Toute personne ayant pris des leçons d’équitation ou assisté à un concours peut facilement convenir qu’une grande partie des pratiquants sont en réalité des cavalières. Avec environ 80% de licenciés de sexe féminin, l’équitation est en effet un sport très populaire chez la gente féminine. En effet, une étude réalisée il y a maintenant quelques années à mis en exergue le profil type du cavalier en France : sans surprise, une jeune fille de moins de 16 ans. Interdite aux femmes jusqu’en 1930, comment la pratique du cheval s’est-elle féminisée sur le siècle dernier ? Comment expliquer cet engouement auprès de cette cible ?
La pratique du cheval par les femmes dans l‘Histoire a toujours été réglementée
Le cheval a toujours été un symbole de pouvoir dans l’Histoire. Attila disait même que le cheval, en permettant à l’Homme « d’aller plus vite et de voir plus loin, en fait un Surhomme ». Intimement attaché à la tradition militaire, représentation d’une certaine forme de domination, il est ainsi souvent resté une chasse gardée d’hommes, écartant les femmes de l’animal et de la pratique de l’équitation. La première trace de femme à cheval dans l’imaginaire provient de la Grèce Antique, avec le mythe des amazones. Plus que des pratiquantes féminines de l’équitation, leur utilisation du cheval met en avant leur émancipation du patriarcat, dans une société ou les hommes sont réduits en esclavage.
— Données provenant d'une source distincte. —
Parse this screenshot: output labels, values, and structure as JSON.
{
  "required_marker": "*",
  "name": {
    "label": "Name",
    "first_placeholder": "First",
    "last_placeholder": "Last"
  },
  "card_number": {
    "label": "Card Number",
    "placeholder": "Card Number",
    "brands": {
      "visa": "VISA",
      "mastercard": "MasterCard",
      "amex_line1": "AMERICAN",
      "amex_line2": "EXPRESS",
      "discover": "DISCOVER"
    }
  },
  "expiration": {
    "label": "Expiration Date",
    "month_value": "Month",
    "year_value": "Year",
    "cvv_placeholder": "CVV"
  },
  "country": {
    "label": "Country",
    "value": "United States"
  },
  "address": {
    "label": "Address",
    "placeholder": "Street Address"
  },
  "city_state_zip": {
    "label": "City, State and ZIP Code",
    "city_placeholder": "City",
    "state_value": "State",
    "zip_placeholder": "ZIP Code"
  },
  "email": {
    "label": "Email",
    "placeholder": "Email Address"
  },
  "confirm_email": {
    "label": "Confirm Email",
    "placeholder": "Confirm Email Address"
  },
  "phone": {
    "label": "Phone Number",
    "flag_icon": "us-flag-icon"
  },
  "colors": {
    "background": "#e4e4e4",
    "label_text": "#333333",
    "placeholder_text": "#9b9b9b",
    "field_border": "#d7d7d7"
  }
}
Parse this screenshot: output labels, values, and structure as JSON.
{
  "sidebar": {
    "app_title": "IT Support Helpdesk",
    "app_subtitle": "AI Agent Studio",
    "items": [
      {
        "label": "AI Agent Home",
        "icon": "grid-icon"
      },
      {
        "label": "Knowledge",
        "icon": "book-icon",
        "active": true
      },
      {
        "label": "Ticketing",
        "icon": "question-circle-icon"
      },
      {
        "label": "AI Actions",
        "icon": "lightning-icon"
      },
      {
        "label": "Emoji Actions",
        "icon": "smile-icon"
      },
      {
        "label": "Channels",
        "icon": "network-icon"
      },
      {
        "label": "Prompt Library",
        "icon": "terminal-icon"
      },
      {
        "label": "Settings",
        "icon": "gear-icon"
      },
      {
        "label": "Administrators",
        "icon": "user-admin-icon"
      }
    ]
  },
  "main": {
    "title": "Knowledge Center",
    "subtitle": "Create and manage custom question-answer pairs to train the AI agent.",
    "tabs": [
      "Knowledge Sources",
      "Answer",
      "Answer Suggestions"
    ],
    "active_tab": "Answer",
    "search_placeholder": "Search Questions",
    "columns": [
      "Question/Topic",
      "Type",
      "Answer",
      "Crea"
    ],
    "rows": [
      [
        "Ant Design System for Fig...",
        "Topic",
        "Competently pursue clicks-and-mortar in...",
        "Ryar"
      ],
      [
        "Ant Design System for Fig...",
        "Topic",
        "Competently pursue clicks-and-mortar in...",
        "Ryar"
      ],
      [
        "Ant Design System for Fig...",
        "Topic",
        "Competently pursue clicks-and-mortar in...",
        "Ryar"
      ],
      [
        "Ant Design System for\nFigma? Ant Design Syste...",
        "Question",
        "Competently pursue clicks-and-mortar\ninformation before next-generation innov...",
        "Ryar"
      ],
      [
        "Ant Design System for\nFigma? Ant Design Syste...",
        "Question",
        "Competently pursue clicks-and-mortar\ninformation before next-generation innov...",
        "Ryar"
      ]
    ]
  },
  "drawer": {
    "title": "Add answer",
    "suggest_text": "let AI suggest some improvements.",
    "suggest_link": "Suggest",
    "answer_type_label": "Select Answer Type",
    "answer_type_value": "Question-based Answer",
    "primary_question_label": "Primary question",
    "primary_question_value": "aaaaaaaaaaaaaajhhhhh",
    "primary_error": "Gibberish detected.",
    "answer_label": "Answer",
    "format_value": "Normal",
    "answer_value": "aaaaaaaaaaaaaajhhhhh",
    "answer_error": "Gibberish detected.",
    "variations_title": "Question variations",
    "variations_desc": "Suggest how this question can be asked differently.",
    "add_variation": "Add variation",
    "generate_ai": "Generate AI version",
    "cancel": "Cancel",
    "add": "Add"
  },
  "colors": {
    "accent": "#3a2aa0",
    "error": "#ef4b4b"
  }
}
Autant dire que cette image est loin d’avoir laissé des traces positives dans les sociétés d’antan qui, peu importe leur situation géographique, étaient souvent caractérisées par une domination masculine.
Une équitation féminine encadrée au Moyen Age
Le Moyen Age, pourtant souvent qualifié à tort comme une période peu progressiste et obscure, permettait dans certaines circonstances aux femmes de pouvoir utiliser un cheval mais cela, seulement dans certains cas précis. Par exemple si une femme devait poursuivre l’activité commerciale de son mari décédé et que cette dernière nécessitait la pratique du cheval, la veuve avait l’autorisation de monter à cheval. La pratique était également accessible aux femmes de hauts rangs qui souhaitaient accompagner leur mari dans certains évènements. A cette époque, il était possible dans ces rares exceptions de pouvoir monter à califourchon (c’est-à-dire en position classique, avec une jambe de chaque côté de l’animal), chose qui fut interdite par la suite. A travers la monte en amazone, les femmes sont restées dépendantes des hommes puisqu’il leur était impossible de monter ou descendre de cheval sans aide.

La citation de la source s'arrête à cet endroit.